The United States has terrific health care for people with good insurance, yet millions of Americans who pay taxes and have jobs do not have adequate health coverage. Most of these people, in fact most Americans whether they know it or not, are 1 severe illness away from personal bankruptcy. Though most of us agree that a problem exists, people have not been able to come to a consensus regarding the solution to the problem. Single payor health insurance has been discussed by many as a possible solution to the health care problem that exists and it has many supporters as well as detractors. As a solo practitioner, you should be a supporter of a single payor system that covers everybody. Here are 5 reasons why.

  • Overhead reduction: Anyone in solo or group practice will tell that they spend huge sums of money not on the delivery of health care, but on its administration. In fact, 45% of GDP health care dollars go towards paying administrators, be they CEOs, call center workers, claims processors, billers, managers ect. Countries that have single payor systems spend far less on this beuracracy than we do in the US and practices in regions of the US that have less managed care penetration have lower administrative overheads than similar practices do in other, more MCO saturated environments. Practices that see a predominantly medicare population can operate at a fraction of the cost of a practice that takes 30+ plans, period.
  • Improved cash flow: We already have national health insurance, it's called medicare, and not only is it now one of the best payors, it is one of the fastest payors. Since payroll comes every 14 days, and bills come every 30 days, cash flow requirements dictate that payors pay at 30 days as well. In the wonderful world of managed care, most payments come not at 30, but at 45, and sometimes 90 days, despite electronic submission. Medicare payments come in the quickest and with the least hassle factor. With medicare alone can I estimate cash flow accurately and plan accordingly.
  • Practical Practice Simplification: Medicare, our national plan, does not care if I send a urine specimen to OurLab, or Quest, or Sunrise, or if I do it myself. As long as the claim is submitted correctly and it meets their requirements, medicare will pay. In addition, medicare does not care if I do a surgery at hospital 1 or hospital 2 as long as both participate. Finally medicare does not care if I send a patient for a CT scan at Medical Arts Radiology or Zwanger or Zilka or even if I do it myself. They'll pay regardless, as long as the claim is sent correctly and I meet their well documented requirements. Now contrast that to the managed care world where there are plans within plans within plans, each one with different, ambiguous requirements, preferred providors and labs, preferred meds, providor ID numbers, PRIS#'s, TIN's, etc. Some patients have plans that require pre-certs from many things, while other patients, often with identical ID cards, do not need such pre-certs. Finally, with medicare, you easily know what is and is not covered. Now contrast that to the commercials where coverability is often not known until after the fact, despite bonafide attempts to find out otherwise.

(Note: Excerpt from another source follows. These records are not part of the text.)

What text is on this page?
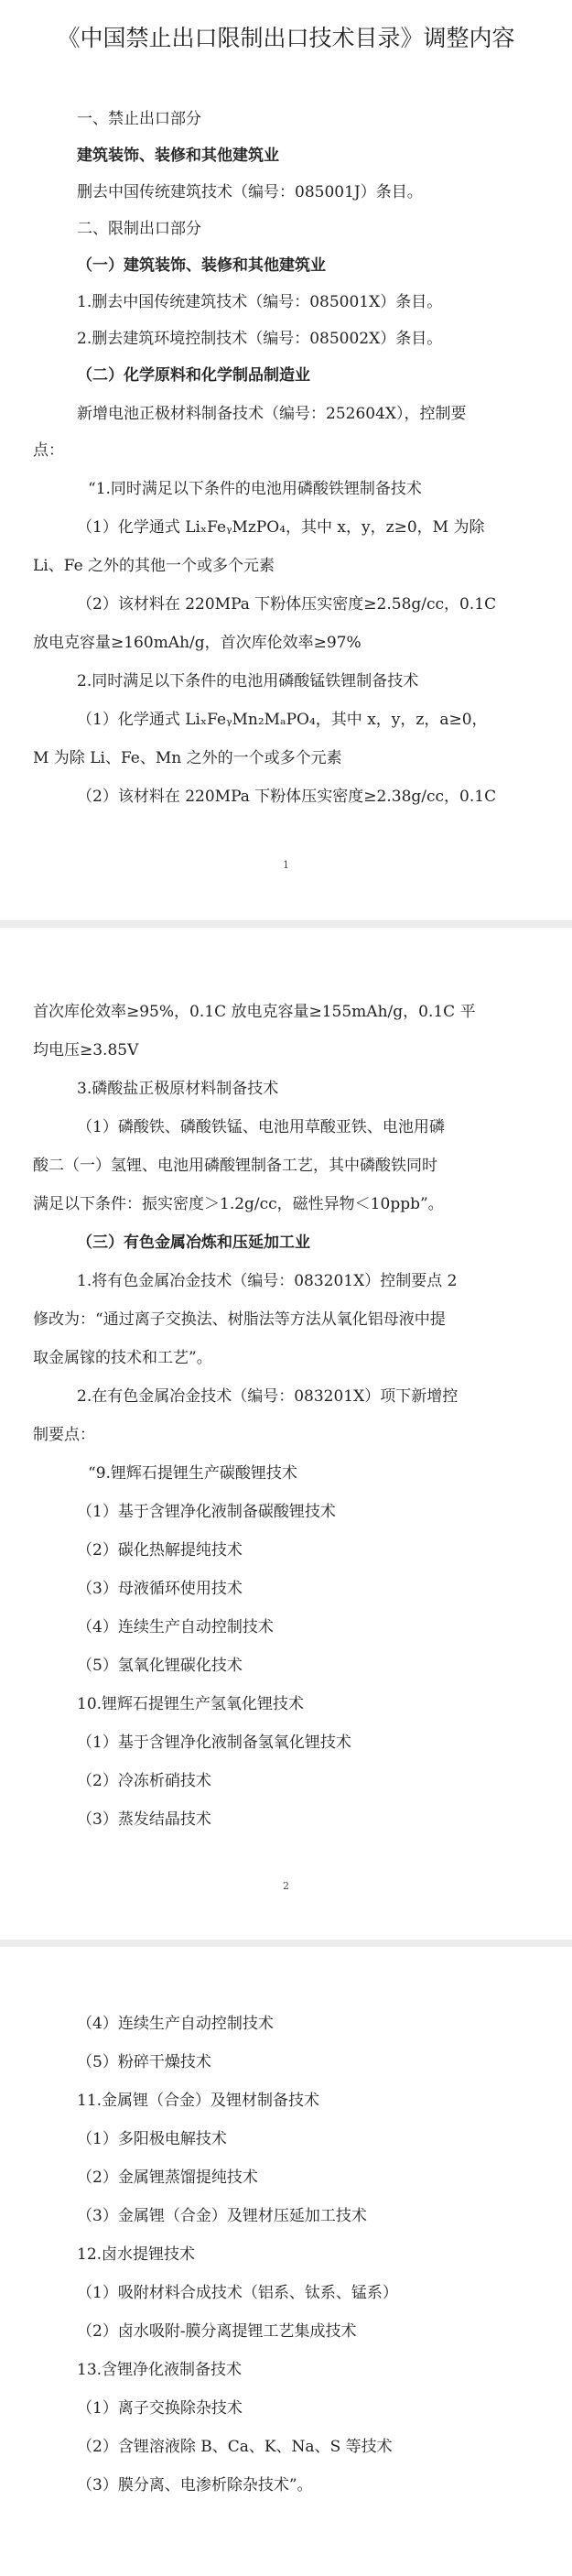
《中国禁止出口限制出口技术目录》调整内容
一、禁止出口部分
建筑装饰、装修和其他建筑业
删去中国传统建筑技术（编号：085001J）条目。
二、限制出口部分
（一）建筑装饰、装修和其他建筑业
1.删去中国传统建筑技术（编号：085001X）条目。
2.删去建筑环境控制技术（编号：085002X）条目。
（二）化学原料和化学制品制造业
新增电池正极材料制备技术（编号：252604X），控制要
点：
“1.同时满足以下条件的电池用磷酸铁锂制备技术
（1）化学通式 LiₓFeᵧMzPO₄，其中 x，y，z≥0，M 为除
Li、Fe 之外的其他一个或多个元素
（2）该材料在 220MPa 下粉体压实密度≥2.58g/cc，0.1C
放电克容量≥160mAh/g，首次库伦效率≥97%
2.同时满足以下条件的电池用磷酸锰铁锂制备技术
（1）化学通式 LiₓFeᵧMn₂MₐPO₄，其中 x，y，z，a≥0，
M 为除 Li、Fe、Mn 之外的一个或多个元素
（2）该材料在 220MPa 下粉体压实密度≥2.38g/cc，0.1C
1
首次库伦效率≥95%，0.1C 放电克容量≥155mAh/g，0.1C 平
均电压≥3.85V
3.磷酸盐正极原材料制备技术
（1）磷酸铁、磷酸铁锰、电池用草酸亚铁、电池用磷
酸二（一）氢锂、电池用磷酸锂制备工艺，其中磷酸铁同时
满足以下条件：振实密度＞1.2g/cc，磁性异物＜10ppb”。
（三）有色金属冶炼和压延加工业
1.将有色金属冶金技术（编号：083201X）控制要点 2
修改为：“通过离子交换法、树脂法等方法从氧化铝母液中提
取金属镓的技术和工艺”。
2.在有色金属冶金技术（编号：083201X）项下新增控
制要点：
“9.锂辉石提锂生产碳酸锂技术
（1）基于含锂净化液制备碳酸锂技术
（2）碳化热解提纯技术
（3）母液循环使用技术
（4）连续生产自动控制技术
（5）氢氧化锂碳化技术
10.锂辉石提锂生产氢氧化锂技术
（1）基于含锂净化液制备氢氧化锂技术
（2）冷冻析硝技术
（3）蒸发结晶技术
2
（4）连续生产自动控制技术
（5）粉碎干燥技术
11.金属锂（合金）及锂材制备技术
（1）多阳极电解技术
（2）金属锂蒸馏提纯技术
（3）金属锂（合金）及锂材压延加工技术
12.卤水提锂技术
（1）吸附材料合成技术（铝系、钛系、锰系）
（2）卤水吸附-膜分离提锂工艺集成技术
13.含锂净化液制备技术
（1）离子交换除杂技术
（2）含锂溶液除 B、Ca、K、Na、S 等技术
（3）膜分离、电渗析除杂技术”。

  • You'd make more money: Combine the effects of overhead reduction, practice simplification, amd improved cash flow with an absence of forced pro-bono work, and the math becomes easy to see. This is most true for physicians like orthopedists and general/trauma surgeons who do lots of ER work, especially in poorer areas. Because of a good law called EMTALA, these same surgeons must work very hard for these patients and neither the surgeon not hospital has any guarantee, nor prospect, or payment. Under a universal coverage plan, single payor or not, these doctors and hospitals would get paid.
  • It is the right thing to do: Enough said.